Гибель красных моисеев. Начало террора. 1918 год - Николай Коняев
Шрифт:
Интервал:
Закладка:
И хотя доселе Моисей Маркович не только не играл никакой заметной роли в революционном движении, но и вообще не состоял в партии большевиков, в революционном Петрограде он сделал блистательную карьеру. Никому неведомый районный агитаторишка производится вскоре в главные агитаторы Петроградского комитета.
«С литературной стороны речи Володарского не блистали особой оригинальностью формы, богатством метафор… Речь его была как машина, ничего лишнего, все прилажено одно к другому, все полно металлического блеска, все трепещет внутренними электрическими зарядами…
Голос его был словно печатающий, какой-то плакатный, выпуклый, металлически-звенящий. Фразы текли необыкновенно ровно, с одинаковым напряжением, едва повышаясь иногда. Ритм его речей по своей четкости и ровности напоминал мне больше всего манеру декламировать Маяковского. Его согревала какая-то внутренняя революционная раскаленность…
Казалось, он ковал сердца своих слушателей. Слушая его, больше чем при каком угодно другом ораторе понималось, что агитаторы в эту эпоху расцвета политической агитации… поистине месили человеческое тесто, которое твердело под их руками и превращалось в необходимое оружие революции»{152} …

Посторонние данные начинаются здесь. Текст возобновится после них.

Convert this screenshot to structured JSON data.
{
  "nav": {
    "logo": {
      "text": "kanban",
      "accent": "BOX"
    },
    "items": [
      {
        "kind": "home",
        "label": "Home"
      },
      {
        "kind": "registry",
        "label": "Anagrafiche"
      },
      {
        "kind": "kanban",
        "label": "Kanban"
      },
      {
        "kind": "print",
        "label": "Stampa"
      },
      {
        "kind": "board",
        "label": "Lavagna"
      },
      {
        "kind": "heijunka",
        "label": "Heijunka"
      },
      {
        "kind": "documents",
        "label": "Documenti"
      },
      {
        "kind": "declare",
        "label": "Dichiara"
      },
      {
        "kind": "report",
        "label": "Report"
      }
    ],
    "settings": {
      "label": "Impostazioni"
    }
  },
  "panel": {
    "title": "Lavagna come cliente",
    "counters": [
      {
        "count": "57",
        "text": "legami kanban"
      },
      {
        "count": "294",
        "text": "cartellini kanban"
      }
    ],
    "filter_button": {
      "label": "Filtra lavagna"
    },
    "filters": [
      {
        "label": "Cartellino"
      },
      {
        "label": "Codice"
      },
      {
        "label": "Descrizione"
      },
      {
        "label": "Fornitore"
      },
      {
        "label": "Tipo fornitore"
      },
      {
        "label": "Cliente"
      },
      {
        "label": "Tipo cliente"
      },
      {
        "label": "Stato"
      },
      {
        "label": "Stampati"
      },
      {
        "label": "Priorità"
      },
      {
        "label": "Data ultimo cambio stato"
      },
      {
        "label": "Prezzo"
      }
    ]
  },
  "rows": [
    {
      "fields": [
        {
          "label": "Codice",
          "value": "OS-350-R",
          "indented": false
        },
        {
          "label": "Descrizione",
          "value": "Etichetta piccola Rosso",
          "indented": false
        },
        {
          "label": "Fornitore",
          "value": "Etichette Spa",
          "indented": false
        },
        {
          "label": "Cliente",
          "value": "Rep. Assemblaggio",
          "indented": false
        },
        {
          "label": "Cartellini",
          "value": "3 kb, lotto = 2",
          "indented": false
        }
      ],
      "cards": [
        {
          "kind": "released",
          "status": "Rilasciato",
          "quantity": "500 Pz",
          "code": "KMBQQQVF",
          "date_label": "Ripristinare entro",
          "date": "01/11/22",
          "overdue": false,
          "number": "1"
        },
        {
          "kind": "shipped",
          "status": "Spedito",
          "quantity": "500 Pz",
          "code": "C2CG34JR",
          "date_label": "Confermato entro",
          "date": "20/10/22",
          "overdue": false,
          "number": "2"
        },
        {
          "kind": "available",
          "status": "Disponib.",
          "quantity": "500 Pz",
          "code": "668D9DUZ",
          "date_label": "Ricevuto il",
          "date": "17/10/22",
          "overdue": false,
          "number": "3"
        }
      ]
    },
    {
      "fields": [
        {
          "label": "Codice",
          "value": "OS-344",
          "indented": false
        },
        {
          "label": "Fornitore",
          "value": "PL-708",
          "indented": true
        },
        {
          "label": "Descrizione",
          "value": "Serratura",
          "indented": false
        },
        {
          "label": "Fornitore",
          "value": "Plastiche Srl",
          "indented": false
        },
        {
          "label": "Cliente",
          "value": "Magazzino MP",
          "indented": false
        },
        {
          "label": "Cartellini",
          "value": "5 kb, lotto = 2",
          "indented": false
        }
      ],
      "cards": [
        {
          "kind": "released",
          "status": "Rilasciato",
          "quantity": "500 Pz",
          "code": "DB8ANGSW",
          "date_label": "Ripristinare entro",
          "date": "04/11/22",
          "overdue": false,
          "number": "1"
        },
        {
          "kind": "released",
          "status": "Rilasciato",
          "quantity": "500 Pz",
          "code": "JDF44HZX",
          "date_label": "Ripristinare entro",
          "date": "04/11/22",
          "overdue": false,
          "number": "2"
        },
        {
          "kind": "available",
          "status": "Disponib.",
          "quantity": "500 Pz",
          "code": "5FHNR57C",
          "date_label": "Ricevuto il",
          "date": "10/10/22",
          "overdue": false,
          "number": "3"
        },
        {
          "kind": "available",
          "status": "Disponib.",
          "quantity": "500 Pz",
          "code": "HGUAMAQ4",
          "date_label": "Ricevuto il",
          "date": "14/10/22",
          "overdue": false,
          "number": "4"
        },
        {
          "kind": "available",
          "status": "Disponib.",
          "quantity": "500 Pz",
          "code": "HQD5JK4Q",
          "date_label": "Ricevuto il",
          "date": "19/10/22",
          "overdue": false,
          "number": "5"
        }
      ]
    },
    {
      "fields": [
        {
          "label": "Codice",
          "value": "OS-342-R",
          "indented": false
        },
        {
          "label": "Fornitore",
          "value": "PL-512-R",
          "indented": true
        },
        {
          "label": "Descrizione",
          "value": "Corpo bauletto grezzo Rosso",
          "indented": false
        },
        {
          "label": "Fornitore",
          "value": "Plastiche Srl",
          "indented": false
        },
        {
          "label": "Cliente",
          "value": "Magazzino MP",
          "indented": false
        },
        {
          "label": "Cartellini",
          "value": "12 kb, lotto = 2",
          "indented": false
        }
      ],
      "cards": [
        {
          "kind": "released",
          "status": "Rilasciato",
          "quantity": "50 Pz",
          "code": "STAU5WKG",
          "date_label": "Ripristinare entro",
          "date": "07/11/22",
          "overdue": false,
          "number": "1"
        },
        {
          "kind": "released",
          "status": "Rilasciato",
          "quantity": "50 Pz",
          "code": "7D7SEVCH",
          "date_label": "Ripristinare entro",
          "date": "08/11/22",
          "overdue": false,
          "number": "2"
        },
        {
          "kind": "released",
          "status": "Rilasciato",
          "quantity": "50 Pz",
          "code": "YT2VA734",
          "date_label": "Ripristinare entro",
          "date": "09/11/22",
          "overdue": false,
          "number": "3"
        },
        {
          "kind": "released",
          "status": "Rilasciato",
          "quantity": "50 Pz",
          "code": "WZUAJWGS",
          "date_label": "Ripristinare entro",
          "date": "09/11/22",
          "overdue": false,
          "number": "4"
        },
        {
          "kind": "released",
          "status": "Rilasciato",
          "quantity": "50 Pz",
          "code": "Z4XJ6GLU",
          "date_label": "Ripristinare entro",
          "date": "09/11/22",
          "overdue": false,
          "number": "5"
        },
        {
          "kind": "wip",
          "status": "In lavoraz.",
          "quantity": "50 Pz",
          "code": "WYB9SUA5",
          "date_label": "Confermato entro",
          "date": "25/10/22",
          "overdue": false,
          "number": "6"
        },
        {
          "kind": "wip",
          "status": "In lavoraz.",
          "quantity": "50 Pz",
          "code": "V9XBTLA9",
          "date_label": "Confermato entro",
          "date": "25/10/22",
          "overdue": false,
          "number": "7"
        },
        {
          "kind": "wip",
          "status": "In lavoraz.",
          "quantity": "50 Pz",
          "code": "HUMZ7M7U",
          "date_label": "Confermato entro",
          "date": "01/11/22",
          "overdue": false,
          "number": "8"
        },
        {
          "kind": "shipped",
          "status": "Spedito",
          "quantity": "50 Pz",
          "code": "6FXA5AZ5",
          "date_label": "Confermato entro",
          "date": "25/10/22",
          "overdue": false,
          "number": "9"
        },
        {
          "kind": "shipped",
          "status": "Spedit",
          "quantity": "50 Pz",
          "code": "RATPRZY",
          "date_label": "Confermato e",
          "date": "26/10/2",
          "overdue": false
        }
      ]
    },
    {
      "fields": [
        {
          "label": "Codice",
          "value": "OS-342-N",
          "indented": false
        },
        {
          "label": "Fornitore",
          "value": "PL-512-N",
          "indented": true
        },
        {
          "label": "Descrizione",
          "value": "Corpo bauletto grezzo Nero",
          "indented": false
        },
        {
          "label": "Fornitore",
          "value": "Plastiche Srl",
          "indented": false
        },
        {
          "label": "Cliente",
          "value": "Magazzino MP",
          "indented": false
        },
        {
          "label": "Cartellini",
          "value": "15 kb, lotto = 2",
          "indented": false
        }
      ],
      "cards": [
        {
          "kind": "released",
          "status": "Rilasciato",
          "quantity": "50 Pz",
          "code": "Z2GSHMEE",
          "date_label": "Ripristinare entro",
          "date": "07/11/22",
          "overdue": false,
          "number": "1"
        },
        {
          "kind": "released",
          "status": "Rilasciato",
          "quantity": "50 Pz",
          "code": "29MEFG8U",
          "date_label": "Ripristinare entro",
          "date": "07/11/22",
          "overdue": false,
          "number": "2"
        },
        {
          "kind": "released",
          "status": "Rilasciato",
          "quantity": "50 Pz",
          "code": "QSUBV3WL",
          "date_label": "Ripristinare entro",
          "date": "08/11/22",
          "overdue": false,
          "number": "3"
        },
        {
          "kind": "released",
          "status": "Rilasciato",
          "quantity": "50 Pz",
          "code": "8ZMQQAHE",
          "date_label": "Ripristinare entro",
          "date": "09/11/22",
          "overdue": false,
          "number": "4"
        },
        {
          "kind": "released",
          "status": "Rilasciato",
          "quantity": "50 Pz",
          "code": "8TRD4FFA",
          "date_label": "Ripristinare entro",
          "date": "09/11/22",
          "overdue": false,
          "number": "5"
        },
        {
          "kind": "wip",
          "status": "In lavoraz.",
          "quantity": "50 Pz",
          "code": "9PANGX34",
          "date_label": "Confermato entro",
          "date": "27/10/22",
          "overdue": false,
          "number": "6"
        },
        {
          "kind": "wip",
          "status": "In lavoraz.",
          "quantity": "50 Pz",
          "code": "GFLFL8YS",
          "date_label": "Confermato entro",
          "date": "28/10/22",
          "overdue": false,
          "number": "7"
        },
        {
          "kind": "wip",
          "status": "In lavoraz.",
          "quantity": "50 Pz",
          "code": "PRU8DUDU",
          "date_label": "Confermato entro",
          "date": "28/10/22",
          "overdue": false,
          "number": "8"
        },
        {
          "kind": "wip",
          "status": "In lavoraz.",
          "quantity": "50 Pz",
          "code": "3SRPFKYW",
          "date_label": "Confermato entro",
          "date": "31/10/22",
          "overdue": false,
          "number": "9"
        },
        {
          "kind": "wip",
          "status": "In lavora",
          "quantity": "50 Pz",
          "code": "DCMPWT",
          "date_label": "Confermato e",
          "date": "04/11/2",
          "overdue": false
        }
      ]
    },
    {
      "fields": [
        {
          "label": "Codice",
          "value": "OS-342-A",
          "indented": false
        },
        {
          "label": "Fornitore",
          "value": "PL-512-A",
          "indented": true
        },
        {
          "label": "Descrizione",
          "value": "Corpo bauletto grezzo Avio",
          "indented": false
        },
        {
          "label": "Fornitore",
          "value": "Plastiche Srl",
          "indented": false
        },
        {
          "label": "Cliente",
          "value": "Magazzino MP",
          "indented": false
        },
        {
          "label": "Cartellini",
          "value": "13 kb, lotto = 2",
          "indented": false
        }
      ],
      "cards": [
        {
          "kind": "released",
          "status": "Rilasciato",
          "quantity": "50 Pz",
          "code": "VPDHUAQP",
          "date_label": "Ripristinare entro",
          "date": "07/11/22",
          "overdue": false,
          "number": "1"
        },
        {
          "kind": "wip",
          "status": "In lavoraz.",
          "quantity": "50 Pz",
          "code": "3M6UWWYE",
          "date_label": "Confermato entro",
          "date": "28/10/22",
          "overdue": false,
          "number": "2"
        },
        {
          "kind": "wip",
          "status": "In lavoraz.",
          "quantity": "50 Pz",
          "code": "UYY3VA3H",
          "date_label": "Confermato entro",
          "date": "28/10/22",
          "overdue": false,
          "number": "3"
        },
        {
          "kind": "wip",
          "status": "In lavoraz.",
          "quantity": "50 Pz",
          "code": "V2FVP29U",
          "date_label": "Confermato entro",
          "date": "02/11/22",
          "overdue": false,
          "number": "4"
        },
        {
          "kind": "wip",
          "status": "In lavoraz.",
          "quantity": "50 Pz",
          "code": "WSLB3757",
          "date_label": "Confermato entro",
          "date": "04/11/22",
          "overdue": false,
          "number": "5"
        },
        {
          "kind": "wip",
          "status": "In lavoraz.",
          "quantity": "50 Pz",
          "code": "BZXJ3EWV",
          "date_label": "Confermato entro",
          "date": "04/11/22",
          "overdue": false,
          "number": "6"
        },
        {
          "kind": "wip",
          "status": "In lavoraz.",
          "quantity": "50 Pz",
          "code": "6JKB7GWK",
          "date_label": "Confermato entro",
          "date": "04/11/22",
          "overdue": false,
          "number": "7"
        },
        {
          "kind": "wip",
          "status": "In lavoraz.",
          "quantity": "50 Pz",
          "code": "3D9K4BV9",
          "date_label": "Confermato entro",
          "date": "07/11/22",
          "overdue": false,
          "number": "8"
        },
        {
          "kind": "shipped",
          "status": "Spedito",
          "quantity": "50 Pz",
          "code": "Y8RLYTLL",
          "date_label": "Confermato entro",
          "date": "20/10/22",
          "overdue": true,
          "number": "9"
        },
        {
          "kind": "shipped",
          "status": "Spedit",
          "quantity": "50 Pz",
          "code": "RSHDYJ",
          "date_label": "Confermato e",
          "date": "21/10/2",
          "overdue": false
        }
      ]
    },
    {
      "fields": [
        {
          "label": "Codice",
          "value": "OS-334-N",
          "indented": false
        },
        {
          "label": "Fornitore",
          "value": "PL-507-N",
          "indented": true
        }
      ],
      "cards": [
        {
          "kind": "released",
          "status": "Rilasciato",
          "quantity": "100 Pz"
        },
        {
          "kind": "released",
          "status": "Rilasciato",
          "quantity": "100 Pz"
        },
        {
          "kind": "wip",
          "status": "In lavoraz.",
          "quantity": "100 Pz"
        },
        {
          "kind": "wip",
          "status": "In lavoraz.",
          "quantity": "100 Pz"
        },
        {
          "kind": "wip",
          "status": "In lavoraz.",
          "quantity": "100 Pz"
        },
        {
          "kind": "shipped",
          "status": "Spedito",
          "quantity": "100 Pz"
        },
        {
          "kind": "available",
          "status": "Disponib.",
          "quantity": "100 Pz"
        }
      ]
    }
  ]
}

Скоро товарища Гольдштейна избрали членом Петроградского комитета партии, а затем членом Президиума Петроградского Совета.
Считается, что стремительному росту партийной карьеры Моисея Марковича способствовала секретарь ЦК РКП(б) Е.Д. Стасова, прозванная в партийных кругах товарищем Абсолютом. 26-летний портной, не растерявший и в дороге через океан своей филадельфийской франтоватости, прилизанный, в отутюженном костюме, сверкая золотом в зубах, произвел неизгладимое впечатление на 44-летнюю Елену Дмитриевну. Эта ведьм истая, по выражению товарища Красина, и кровожадная баба{153} явно запала на Моисея Марковича.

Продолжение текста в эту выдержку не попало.